Già. La Svimez, l’Associazione per lo Sviluppo industriale del Mezzogiorno, di cui Bianchi è componente, ancora una volta pone l’accento sul divario Nord-Sud e, soprattutto, sulla mancanza di programmi  politici adeguati anche alla vigilia del prossimo appuntamento elettorale.

Parliamo di un panel di economisti della scuola di Pasquale Saraceno (fondatore della Svimez) che ha già dimostrato, con numeri alla mano, che i trasferimenti statali, negli ultimi 50 anni, sono stati destinati, maggiormente, al Nord Italia. 

Che ha dimostrato, sempre con numeri alla mano, quanto l’impatto delle manovre del governo nazionale, sia stato devastante  per il Sud.

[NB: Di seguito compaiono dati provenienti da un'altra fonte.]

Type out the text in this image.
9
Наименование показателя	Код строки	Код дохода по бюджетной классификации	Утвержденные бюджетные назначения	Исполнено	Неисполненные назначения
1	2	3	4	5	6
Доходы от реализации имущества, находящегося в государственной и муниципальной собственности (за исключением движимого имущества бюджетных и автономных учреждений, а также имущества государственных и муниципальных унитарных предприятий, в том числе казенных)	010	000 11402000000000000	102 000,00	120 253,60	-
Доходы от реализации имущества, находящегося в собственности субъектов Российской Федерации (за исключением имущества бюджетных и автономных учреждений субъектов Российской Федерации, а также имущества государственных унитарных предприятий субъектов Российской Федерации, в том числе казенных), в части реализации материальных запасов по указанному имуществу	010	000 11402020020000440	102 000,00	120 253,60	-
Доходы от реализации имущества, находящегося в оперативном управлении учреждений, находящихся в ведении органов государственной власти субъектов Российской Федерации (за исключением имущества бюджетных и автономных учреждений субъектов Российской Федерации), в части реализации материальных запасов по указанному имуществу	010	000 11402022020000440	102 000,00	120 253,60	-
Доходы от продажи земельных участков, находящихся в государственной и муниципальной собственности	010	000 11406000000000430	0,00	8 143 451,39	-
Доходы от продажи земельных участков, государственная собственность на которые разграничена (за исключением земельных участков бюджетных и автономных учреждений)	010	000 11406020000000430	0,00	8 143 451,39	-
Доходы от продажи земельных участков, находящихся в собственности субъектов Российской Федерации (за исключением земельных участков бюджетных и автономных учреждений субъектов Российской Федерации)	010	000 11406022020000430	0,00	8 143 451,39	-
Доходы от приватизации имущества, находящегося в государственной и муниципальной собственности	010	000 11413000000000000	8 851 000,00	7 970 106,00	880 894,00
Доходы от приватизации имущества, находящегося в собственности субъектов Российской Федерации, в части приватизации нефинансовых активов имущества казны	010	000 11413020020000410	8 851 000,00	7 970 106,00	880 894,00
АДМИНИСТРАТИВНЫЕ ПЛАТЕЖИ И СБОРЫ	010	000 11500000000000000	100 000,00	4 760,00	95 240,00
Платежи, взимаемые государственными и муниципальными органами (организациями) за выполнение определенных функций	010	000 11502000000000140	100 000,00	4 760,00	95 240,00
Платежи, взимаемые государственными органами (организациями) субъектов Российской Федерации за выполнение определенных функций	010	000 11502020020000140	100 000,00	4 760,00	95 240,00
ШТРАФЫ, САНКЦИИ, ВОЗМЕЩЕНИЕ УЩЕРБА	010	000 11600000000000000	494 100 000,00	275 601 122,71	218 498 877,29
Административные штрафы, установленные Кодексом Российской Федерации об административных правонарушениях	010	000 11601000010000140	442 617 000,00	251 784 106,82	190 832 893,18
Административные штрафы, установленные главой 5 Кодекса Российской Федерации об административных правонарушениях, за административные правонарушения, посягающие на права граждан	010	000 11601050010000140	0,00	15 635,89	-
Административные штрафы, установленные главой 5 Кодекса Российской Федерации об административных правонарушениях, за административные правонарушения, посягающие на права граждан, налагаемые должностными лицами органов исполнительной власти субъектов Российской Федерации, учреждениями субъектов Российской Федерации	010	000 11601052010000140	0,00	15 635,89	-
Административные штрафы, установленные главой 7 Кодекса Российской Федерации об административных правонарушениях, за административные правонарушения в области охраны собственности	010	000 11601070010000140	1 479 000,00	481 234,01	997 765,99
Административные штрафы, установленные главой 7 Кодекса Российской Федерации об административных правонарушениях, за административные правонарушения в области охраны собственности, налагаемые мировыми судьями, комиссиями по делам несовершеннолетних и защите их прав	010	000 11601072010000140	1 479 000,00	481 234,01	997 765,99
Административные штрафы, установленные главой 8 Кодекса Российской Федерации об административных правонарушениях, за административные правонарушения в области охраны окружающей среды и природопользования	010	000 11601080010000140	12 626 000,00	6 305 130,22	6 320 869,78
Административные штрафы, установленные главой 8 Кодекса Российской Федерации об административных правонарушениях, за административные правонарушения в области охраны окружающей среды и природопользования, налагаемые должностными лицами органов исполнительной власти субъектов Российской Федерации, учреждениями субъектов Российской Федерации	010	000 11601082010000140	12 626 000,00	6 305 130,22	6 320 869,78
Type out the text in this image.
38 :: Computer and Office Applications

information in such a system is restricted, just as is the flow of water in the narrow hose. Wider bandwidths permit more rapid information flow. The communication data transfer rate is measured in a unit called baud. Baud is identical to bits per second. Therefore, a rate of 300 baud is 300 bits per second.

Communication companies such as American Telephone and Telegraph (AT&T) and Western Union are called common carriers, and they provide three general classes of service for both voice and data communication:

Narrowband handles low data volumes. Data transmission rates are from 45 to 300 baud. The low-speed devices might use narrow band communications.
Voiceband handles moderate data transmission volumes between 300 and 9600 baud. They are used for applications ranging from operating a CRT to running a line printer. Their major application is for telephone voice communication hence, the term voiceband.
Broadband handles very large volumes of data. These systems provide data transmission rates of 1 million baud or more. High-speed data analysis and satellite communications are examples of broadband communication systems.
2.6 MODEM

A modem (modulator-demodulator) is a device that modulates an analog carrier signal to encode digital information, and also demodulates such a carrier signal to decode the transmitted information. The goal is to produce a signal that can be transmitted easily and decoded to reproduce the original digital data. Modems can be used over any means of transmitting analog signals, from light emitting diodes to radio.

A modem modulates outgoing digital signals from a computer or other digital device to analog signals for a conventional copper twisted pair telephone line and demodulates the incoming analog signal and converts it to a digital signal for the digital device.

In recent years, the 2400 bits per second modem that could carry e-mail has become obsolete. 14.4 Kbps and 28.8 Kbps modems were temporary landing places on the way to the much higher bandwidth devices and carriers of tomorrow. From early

E, ancora una volta, oggi, a Palermo, l’ennesima denuncia dell’anti meridionalismo della politica ‘classica’ dimostrabile con dati economici:

“Tra il 2007 e il 2011 il Pil meridionale ha subito una riduzione del 6,1% a fronte del 4,1% del Centro-Nord. E l’asimmetria si fa ancora piu’ drammatica nel 2012 con il Pil del Sud che segna -3,5% rispetto al -1,4% del Centro-Nord. Un quadro aggravato dall’effetto recessivo delle quattro manovre effettuate nel 2010 e nel 2011 e che sul Pil del 2012 e’ stimabile in -0,8 punti percentuali nel Centro-Nord e -2,1 punti al Sud. 
Il Sud e’ stata l’area piu’ colpita dalla crisi – ha detto il direttore della Svimez Riccardo Padovani, il quale ha sottolineato che “in Sicilia ben 75mila persone hanno perso il lavoro, il 14% nel Paese, e oggi rappresenta il 6% degli occupati. Per questo occorrono urgenti misure per favorire l’occupazione giovanile e misure di integrazione del reddito come il reddito di cittadinanza”.

Per Padovani, “e’ imprescindibile subito tornare a crescere per arrestare il declino partendo dal Mezzogiorno dove l’innovazione tecnologica e la riqualificazione di aree urbane possono rappresentare un via d’uscita dalla crisi”.

Parole al vento? Finora è stato così.